Harris' apology is probably among the most insincere messages I have ever received, as the previous 7 years and the next 35 days demonstrate.

On April 19, 2005, Paul Ferguson posted to Nanog that he thought some providers were ignoring DNS TTL. Anderson noticed that the confusion was simply the result of DNS Anycast. Anderson explains how this happens and why its confusing.

But on April 20, 2005,Gilmore claims TCP Anycast has been working for HTTP for a decade. Gilmore doesn't offer any evidence of such operation. Patrick Gilmore says Anderson is insane. Gilmore's message is an ad hominem. Harris does nothing. On May 3, 2005, Gilmore admits that his company does not do HTTP Anycast.

On April 22, 2005, Anderson responds, with more politeness than Gilmore probably deserves.

On April 24, 2005 Harris attacks Anderson again, and makes another false claim of ad hominem. Harris says that Anderson's April 22 message is an ad hominem attack on Gilmore! There is no ad hominem attack by Anderson. Nothing in Anderson's message is irrelevant. No personal attribute of Gilmore's is referenced by Anderson.

1. May 2, 2005 Paul Vixie calls Av8 Internet "dv8", and calls Anderson a crackpot. This is an ad hominem on Anderson's assertions about the PPLB/TCP DNS Anycast issue. Calling Anderson names does not make Anderson wrong about the TCP DNS Anycast issue. In 2006, Anderson is ultimately vindicated on the TCP DNS Anycast issue.
2. Steve Champeon joins in
3. Paul Vixie, again
4. Randy Bush doesn't want to be left out.

Incredibly, Harris ignores all this, too.

On May 3, 2005, Anderson complains about these ad hominems. Harris ignores the complaint.

On May 3, 2005, Anderson also responds directly to the attacks. Anderson explains his motivation and previous mistakes in dealing with such attacks. There is no ad hominem in this message.
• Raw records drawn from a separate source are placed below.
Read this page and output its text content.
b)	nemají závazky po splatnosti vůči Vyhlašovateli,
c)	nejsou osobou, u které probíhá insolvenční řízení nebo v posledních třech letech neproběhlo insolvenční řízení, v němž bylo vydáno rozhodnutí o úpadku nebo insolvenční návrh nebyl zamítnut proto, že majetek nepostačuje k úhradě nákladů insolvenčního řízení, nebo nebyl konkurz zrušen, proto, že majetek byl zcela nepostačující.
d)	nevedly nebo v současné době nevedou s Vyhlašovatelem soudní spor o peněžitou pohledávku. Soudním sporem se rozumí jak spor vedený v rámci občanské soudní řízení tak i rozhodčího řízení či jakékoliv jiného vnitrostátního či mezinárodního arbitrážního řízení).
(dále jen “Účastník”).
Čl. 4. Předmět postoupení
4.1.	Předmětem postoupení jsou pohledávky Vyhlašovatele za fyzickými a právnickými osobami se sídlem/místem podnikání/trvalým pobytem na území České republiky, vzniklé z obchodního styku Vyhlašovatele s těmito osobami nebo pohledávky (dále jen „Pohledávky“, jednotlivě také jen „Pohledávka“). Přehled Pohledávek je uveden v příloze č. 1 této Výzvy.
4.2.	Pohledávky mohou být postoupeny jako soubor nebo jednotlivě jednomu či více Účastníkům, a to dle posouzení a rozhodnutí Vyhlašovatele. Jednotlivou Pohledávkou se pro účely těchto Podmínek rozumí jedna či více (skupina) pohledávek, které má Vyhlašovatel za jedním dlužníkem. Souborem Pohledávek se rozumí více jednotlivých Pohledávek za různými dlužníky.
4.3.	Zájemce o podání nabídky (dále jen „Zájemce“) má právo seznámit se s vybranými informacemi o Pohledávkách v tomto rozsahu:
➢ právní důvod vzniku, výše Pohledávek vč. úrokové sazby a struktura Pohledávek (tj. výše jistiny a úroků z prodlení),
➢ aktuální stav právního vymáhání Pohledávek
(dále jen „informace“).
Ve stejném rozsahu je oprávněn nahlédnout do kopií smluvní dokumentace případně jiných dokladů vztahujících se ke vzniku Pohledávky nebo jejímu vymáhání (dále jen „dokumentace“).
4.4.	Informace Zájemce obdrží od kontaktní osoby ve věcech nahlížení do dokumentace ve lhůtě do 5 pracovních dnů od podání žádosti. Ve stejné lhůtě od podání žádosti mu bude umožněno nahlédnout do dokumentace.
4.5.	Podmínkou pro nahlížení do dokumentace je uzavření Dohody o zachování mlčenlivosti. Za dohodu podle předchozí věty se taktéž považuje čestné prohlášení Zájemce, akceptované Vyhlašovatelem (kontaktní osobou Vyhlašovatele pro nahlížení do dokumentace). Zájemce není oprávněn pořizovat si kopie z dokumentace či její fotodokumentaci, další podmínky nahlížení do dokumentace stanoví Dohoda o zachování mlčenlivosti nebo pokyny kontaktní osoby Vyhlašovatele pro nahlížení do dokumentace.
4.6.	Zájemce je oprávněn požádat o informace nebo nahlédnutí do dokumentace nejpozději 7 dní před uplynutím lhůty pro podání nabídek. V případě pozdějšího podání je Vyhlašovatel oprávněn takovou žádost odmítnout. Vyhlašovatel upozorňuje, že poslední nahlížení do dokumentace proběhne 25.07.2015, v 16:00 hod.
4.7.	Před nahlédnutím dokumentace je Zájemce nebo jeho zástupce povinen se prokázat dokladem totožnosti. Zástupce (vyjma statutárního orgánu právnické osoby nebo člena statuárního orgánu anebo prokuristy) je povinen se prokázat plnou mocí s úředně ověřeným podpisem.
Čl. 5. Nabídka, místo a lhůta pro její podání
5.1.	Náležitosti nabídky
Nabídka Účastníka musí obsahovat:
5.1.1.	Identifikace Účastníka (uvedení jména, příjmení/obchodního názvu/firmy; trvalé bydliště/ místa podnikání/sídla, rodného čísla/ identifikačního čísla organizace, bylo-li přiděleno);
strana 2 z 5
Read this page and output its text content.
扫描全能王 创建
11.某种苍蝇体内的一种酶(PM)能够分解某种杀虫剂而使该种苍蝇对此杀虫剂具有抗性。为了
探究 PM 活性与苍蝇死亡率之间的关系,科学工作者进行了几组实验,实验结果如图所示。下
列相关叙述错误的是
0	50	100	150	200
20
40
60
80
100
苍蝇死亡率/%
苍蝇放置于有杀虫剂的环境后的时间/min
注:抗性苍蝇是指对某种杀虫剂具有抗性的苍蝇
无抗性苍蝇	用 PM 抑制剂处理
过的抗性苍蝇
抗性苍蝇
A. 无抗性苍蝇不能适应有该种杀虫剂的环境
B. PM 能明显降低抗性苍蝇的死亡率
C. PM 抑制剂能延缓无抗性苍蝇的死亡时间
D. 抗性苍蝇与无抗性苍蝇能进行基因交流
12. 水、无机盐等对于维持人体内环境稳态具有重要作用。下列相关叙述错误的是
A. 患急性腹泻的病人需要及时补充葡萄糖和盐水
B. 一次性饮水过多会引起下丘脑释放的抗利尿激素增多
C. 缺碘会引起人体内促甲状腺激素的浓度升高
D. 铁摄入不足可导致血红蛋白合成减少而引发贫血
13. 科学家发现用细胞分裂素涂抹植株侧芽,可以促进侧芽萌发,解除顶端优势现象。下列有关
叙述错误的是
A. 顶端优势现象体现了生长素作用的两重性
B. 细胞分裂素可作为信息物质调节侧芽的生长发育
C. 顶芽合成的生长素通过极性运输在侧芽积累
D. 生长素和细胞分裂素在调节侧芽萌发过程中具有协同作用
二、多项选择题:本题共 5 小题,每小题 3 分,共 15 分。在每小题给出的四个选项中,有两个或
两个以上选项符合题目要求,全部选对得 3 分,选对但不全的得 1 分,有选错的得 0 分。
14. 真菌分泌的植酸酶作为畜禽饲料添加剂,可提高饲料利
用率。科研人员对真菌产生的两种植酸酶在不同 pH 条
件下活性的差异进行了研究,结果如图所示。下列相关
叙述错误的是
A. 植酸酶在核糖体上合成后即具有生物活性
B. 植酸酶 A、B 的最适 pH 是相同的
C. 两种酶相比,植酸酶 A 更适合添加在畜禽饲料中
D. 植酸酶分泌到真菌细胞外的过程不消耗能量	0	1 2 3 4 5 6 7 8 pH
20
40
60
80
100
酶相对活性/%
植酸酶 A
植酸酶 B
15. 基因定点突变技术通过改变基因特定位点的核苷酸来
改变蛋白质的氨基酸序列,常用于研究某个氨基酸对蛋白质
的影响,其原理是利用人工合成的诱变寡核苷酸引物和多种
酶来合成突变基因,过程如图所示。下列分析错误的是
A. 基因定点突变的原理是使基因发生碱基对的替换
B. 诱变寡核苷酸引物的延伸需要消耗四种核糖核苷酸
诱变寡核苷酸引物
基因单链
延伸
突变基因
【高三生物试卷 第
On May 3, 2005, Regarding Anderson's response to the attacks, Harris makes another false accusation of ad hominem against Anderson! With no hint of shame or irony, Harris actually includes the text calling Anderson a crackpot, in her message to Anderson.

On May 3, 2005, Anderson refutes an explanation by Vixie of why DNS anycast is somehow safe. This is an entirely technical explanation. Vixie has made claims that are irrelevant to the assertions being made about DNS Anycast.

On May 4, 2005, Harris again makes a false accusation of ad hominem against Anderson. But there is no ad hominem in Andersons message. Anderson says Vixie is wrong for entirely technical reasons. Harris also claims that Anderson's message on May 3rd ignored her May 3rd warning. This too is false. Harris' off-list message was queued in with ordinary spam and other email, and was not read until May 4th. Harris is a participant in the fraud of TCP DNS Anycast stability.

So, effective May 4 2005, Harris again banned Anderson. Although the new "reformed" rules require a limit of 6 months, Anderson remains banned as of April 16th, 2006. It seems permanent.

On May 5, 2005, Daniel Karrenberg enters the DNS Anycast fray, and posts a preview of his upcoming paper. Karrenberg is responding to Anderson's message.